Immediately northeast of Good Samaritan Hospital, Vancouver-based Holland Partner Group is in the midst of construction on one of the largest residential developments in the city of Los Angeles.  Bixel & Sixth, named for its primary cross streets, will create 606 studio, one-, two-, and three-bedroom apartments within a pair low-rise structures.  The colorful six-story buildings, designed by architecture firm Togawa Smith Martin, will feature 25,000 square feet of ground-floor commercial space and 762 underground parking spaces.

Plans for the $200 million development also entail the adaptive reuse of 1136 West Sixth Street, a vacant eight-story medical office building.  The mid-rise edifice, built in 1923, will contain 27 affordable housing units and 15 market rate apartments.

Holland Partner Group expects Bixel & Sixth to come online in phases between 2015 and 2016.

For a quick rundown of further developments slated for Westlake, check out this map from Curbed LA.


  1. Very nice, although displacement is always a concern in neighborhoods like this. Hope they can pair the new market rate stuff with a good chunk of affordable housing.

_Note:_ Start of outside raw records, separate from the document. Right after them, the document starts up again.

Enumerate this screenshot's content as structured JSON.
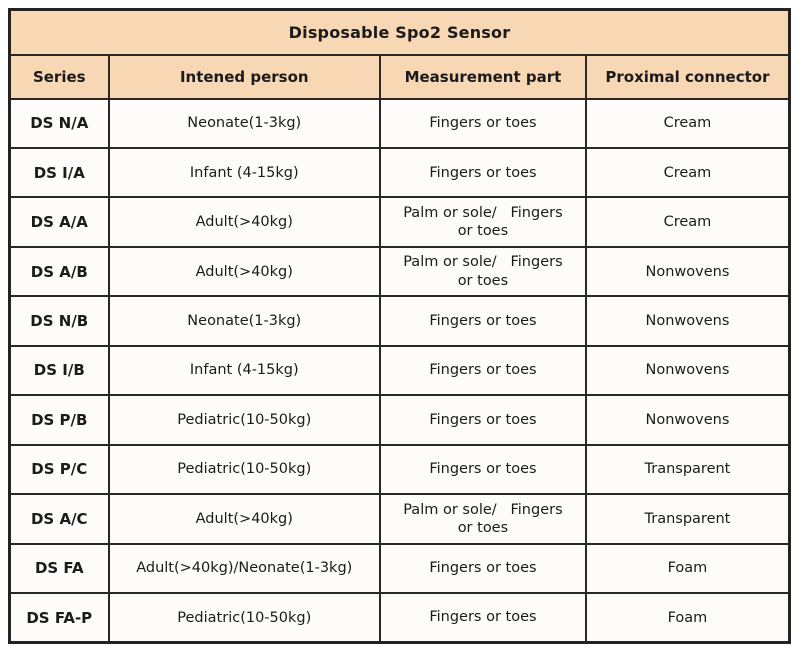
{
  "table": {
    "title": "Disposable Spo2 Sensor",
    "columns": [
      "Series",
      "Intened person",
      "Measurement part",
      "Proximal connector"
    ],
    "rows": [
      {
        "series": "DS N/A",
        "person": "Neonate(1-3kg)",
        "part": "Fingers or toes",
        "connector": "Cream"
      },
      {
        "series": "DS I/A",
        "person": "Infant (4-15kg)",
        "part": "Fingers or toes",
        "connector": "Cream"
      },
      {
        "series": "DS A/A",
        "person": "Adult(>40kg)",
        "part": "Palm or sole/   Fingers\nor toes",
        "connector": "Cream"
      },
      {
        "series": "DS A/B",
        "person": "Adult(>40kg)",
        "part": "Palm or sole/   Fingers\nor toes",
        "connector": "Nonwovens"
      },
      {
        "series": "DS N/B",
        "person": "Neonate(1-3kg)",
        "part": "Fingers or toes",
        "connector": "Nonwovens"
      },
      {
        "series": "DS I/B",
        "person": "Infant (4-15kg)",
        "part": "Fingers or toes",
        "connector": "Nonwovens"
      },
      {
        "series": "DS P/B",
        "person": "Pediatric(10-50kg)",
        "part": "Fingers or toes",
        "connector": "Nonwovens"
      },
      {
        "series": "DS P/C",
        "person": "Pediatric(10-50kg)",
        "part": "Fingers or toes",
        "connector": "Transparent"
      },
      {
        "series": "DS A/C",
        "person": "Adult(>40kg)",
        "part": "Palm or sole/   Fingers\nor toes",
        "connector": "Transparent"
      },
      {
        "series": "DS FA",
        "person": "Adult(>40kg)/Neonate(1-3kg)",
        "part": "Fingers or toes",
        "connector": "Foam"
      },
      {
        "series": "DS FA-P",
        "person": "Pediatric(10-50kg)",
        "part": "Fingers or toes",
        "connector": "Foam"
      }
    ],
    "colors": {
      "header_bg": "#f8d7b4",
      "border": "#2b2724",
      "cell_bg": "#fdfcfa",
      "text": "#1b1b1b"
    }
  }
}
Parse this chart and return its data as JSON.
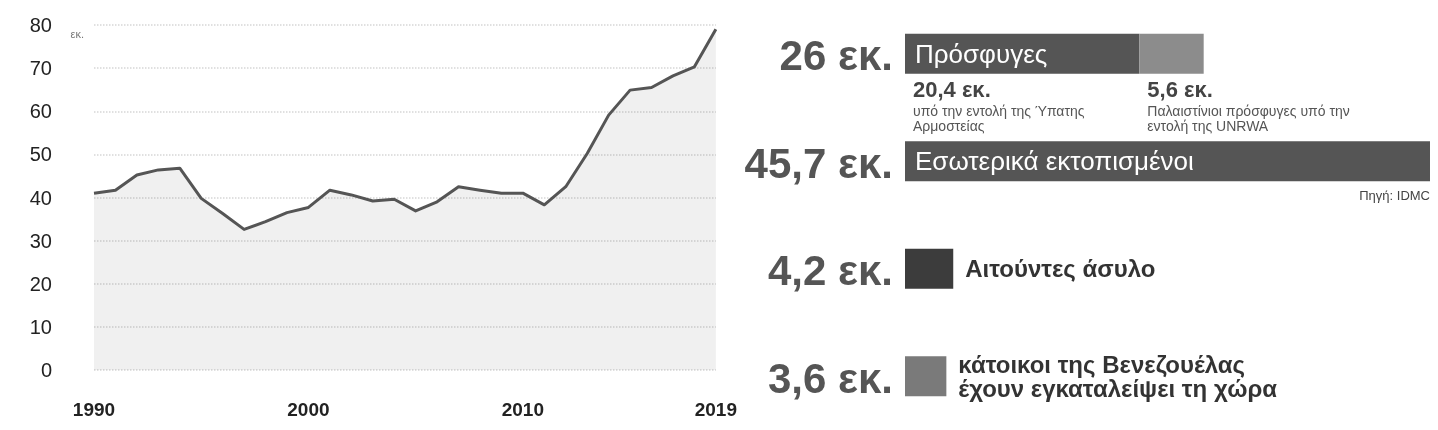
{
  "chart_data": [
    {
      "type": "area",
      "ylabel": "εκ.",
      "x": [
        1990,
        1991,
        1992,
        1993,
        1994,
        1995,
        1996,
        1997,
        1998,
        1999,
        2000,
        2001,
        2002,
        2003,
        2004,
        2005,
        2006,
        2007,
        2008,
        2009,
        2010,
        2011,
        2012,
        2013,
        2014,
        2015,
        2016,
        2017,
        2018,
        2019
      ],
      "values": [
        41.0,
        41.7,
        45.2,
        46.4,
        46.8,
        39.8,
        36.3,
        32.6,
        34.4,
        36.5,
        37.7,
        41.7,
        40.6,
        39.2,
        39.6,
        36.9,
        39.0,
        42.5,
        41.7,
        41.0,
        41.0,
        38.3,
        42.5,
        50.2,
        59.1,
        64.9,
        65.5,
        68.2,
        70.3,
        79.0
      ],
      "color": "#555555",
      "xlim": [
        1990,
        2019
      ],
      "xticks": [
        1990,
        2000,
        2010,
        2019
      ],
      "ylim": [
        0,
        80
      ],
      "yticks": [
        0,
        10,
        20,
        30,
        40,
        50,
        60,
        70,
        80
      ],
      "grid": "y",
      "marker": "none"
    },
    {
      "type": "bar",
      "orientation": "horizontal",
      "stacked": true,
      "categories": [
        "Πρόσφυγες",
        "Εσωτερικά εκτοπισμένοι",
        "Αιτούντες άσυλο",
        "κάτοικοι της Βενεζουέλας έχουν εγκαταλείψει τη χώρα"
      ],
      "series": [
        {
          "colors": [
            "#555555",
            "#555555",
            "#3c3c3c",
            "#7a7a7a"
          ],
          "values": [
            20.4,
            45.7,
            4.2,
            3.6
          ],
          "value_labels": [
            "20,4 εκ.",
            null,
            null,
            null
          ]
        },
        {
          "color": "#8c8c8c",
          "values": [
            5.6,
            null,
            null,
            null
          ],
          "value_labels": [
            "5,6 εκ.",
            null,
            null,
            null
          ]
        }
      ],
      "totals": [
        "26 εκ.",
        "45,7 εκ.",
        "4,2 εκ.",
        "3,6 εκ."
      ],
      "annotations": [
        "υπό την εντολή της Ύπατης Αρμοστείας",
        "Παλαιστίνιοι πρόσφυγες υπό την εντολή της UNRWA",
        "Πηγή: IDMC"
      ]
    }
  ]
}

    1. Agreed. I should note that the Astani development features an 18-unit affordable housing component. There are other purely affordable housing projects underway in other parts of the neighborhood.

  2. Im surprised there isn't any development in the blocks directly facing the park. In any other city this would be prime real estate because of the uninterrupted views, proximity to subway stop and the park as an amenity. 7th street facing MacArthur park in particularly feels like it should be built up with mixed use, rather than the one story cheap retail that is there now.

    1. Development around MacArthur Park will have to slowly roll in from Downtown in the east and Koreatown in the west. The neighborhood has improved a lot in recent years, but it's still pretty rough.

      The 7th Street side will eventually be developed, but not in the immediate future.